Here’s a design direction that Zen and I have discussed in detail, but unfortunately doesn’t work.
Sector state notifications
For user-programmed storage markets and similar applications, it would be nice if sector state changes could be pushed to those actors, so that the actors could rely on those pushes to track relevant changes. E.g. for data D satisfying some deal:
- Data D committed to sector S1
- Data D committed to sector S2
- Data D removed from sector S1
- (Optional) Sector S2 faulted/recovered
- Sector S2 terminated
Opt-in notifications
For data being added to a sector, we could have SPs opt in to sending the notifications by specifying the actors to notify. The Direct data onboarding & FIL+ technical design does this, but it’s not enough to implement a complete market. What if the SP later overwrites that data (when we can re-snap)? What if the sector terminates early? The market needs to know that the SP is no longer storing the data.

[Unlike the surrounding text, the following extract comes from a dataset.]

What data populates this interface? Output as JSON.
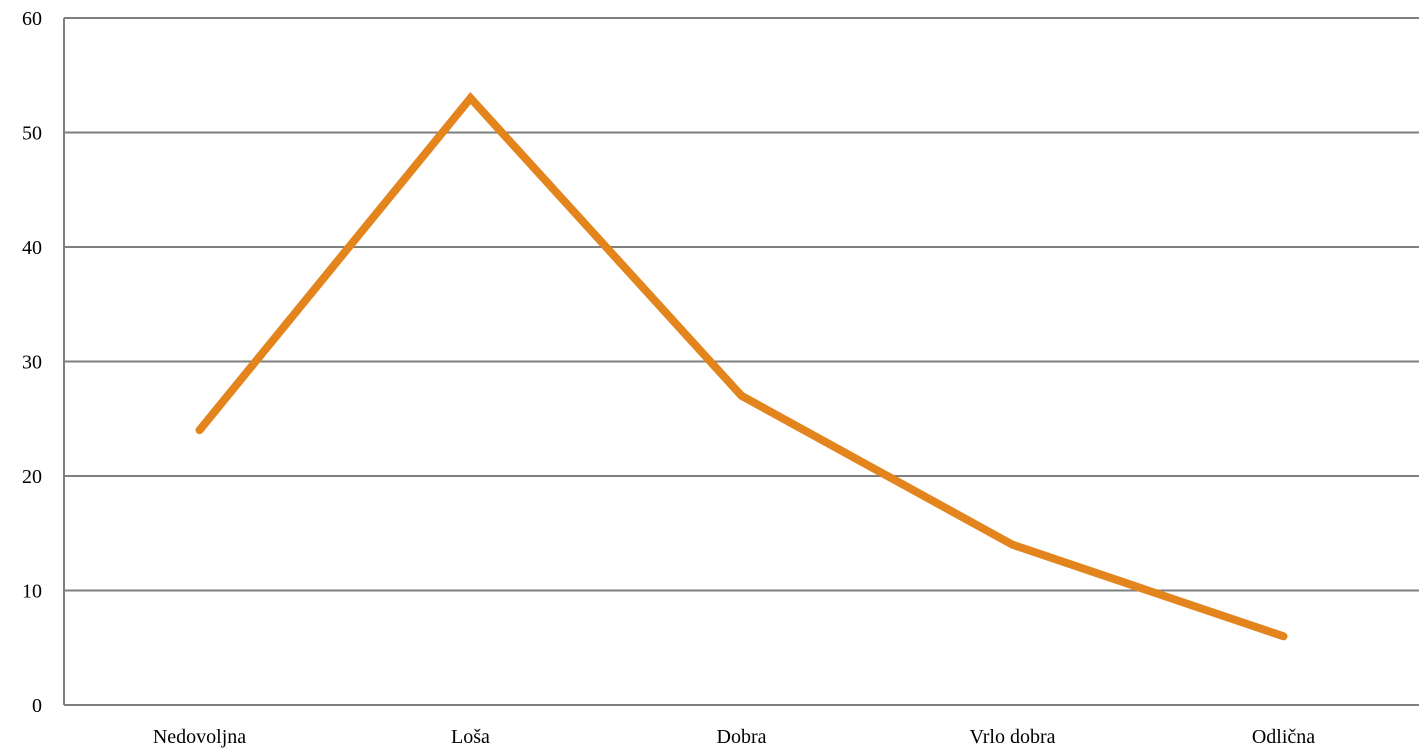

For cases were data is removed, it’s not enough to allow the SP to send the notification, they must be forced to send it.
Forcing notifications
We could record in sector state information about (or a commitment to) which actors were notified about the initial commitment, and hence must be notified about changes. This could be a lot of state, but ignore that for now. Then, whenever an SP changes a sector, we could force them to notify the same parties notified earlier. This works for explicit removal of sector data.
Cron for involuntary events can’t send notifications
Forced notifications don’t work so well for involuntary events. A sector can be terminated automatically by being faulty for a long period, with no interaction from the SP. The fault and eventual termination are handled by cron. We can’t make calls to untrusted code like user-programmed markets from cron (and would like to minimise use of cron altogether), so can’t send notifications to interested actors.
Forcing notifications for involuntary events
A promising direction for reducing cron work is to restrict cron to merely checking that the SP has manually performed any required processing. For example we could introduce a “process deadline” method to be invoked explicitly at the end of every proving deadline which includes the logic of faulting partitions that missed Window PoST and terminating long-faulty sectors. Such an explicit call could be forced to send notifications.
The cron handler would then merely check that the deadline has been processed manually by the SP. And if it hasn’t? Enact some cheap-to-enforce penalty like immediately faulting everything in the deadline.
So, to summarise:
- An SP must make explicit an explicit call every deadline proving period to do the work currently done by cron.
- This work can include forced notifications of sector state changes, including termination, to user-programmed actors.
- Cron remains, but merely checks that the SP has made the call. If it hasn’t, the deadline is faulted (or otherwise penalised).
Challenge: malicious actors
The big problem with this is that it boils down to “force the SP to call untrusted user code”. Malicious user-programmed “markets” could consume arbitrary amounts of gas. Not only could be this expensive, but it could exceed the block gas limit, making the message impossible to execute.
This is a risk generally for on-chain notifications but at least, when voluntary, the SP can set appropriate gas limits, and if it all goes wrong can just chose to resubmit and not notify the malicious actor. This might cost them something, but is fundamentally recoverable and limited in scope to interactions with the malicious actor.
But if the core protocol requires the SP to send the notification, a malicious contract can hold the SP at ransom up to the value of whatever the penalty the chain will enforce for not sending the impossible notification.
Challenge: chain bandwidth & cost
Even without forced notifications, forced termination handling has a bandwidth challenge. In a disaster scenario, SPs might have many sectors terminating in a short period of time. The chain might not have enough total bandwidth to process all of the terminations within the deadline’s window. Faulting sectors will only make the systemic problem worse, as it would introduce some expensive Window PoST verifications for recovery as further competition for scarce bandwidth, or set more sectors on track for termination.
Even if bandwidth is sufficient, the gas price could be arbitrarily high. Forced termination processing could be a big financial risk to SPs, compounding the cost of any disaster. Gas lanes or an equivalent might help.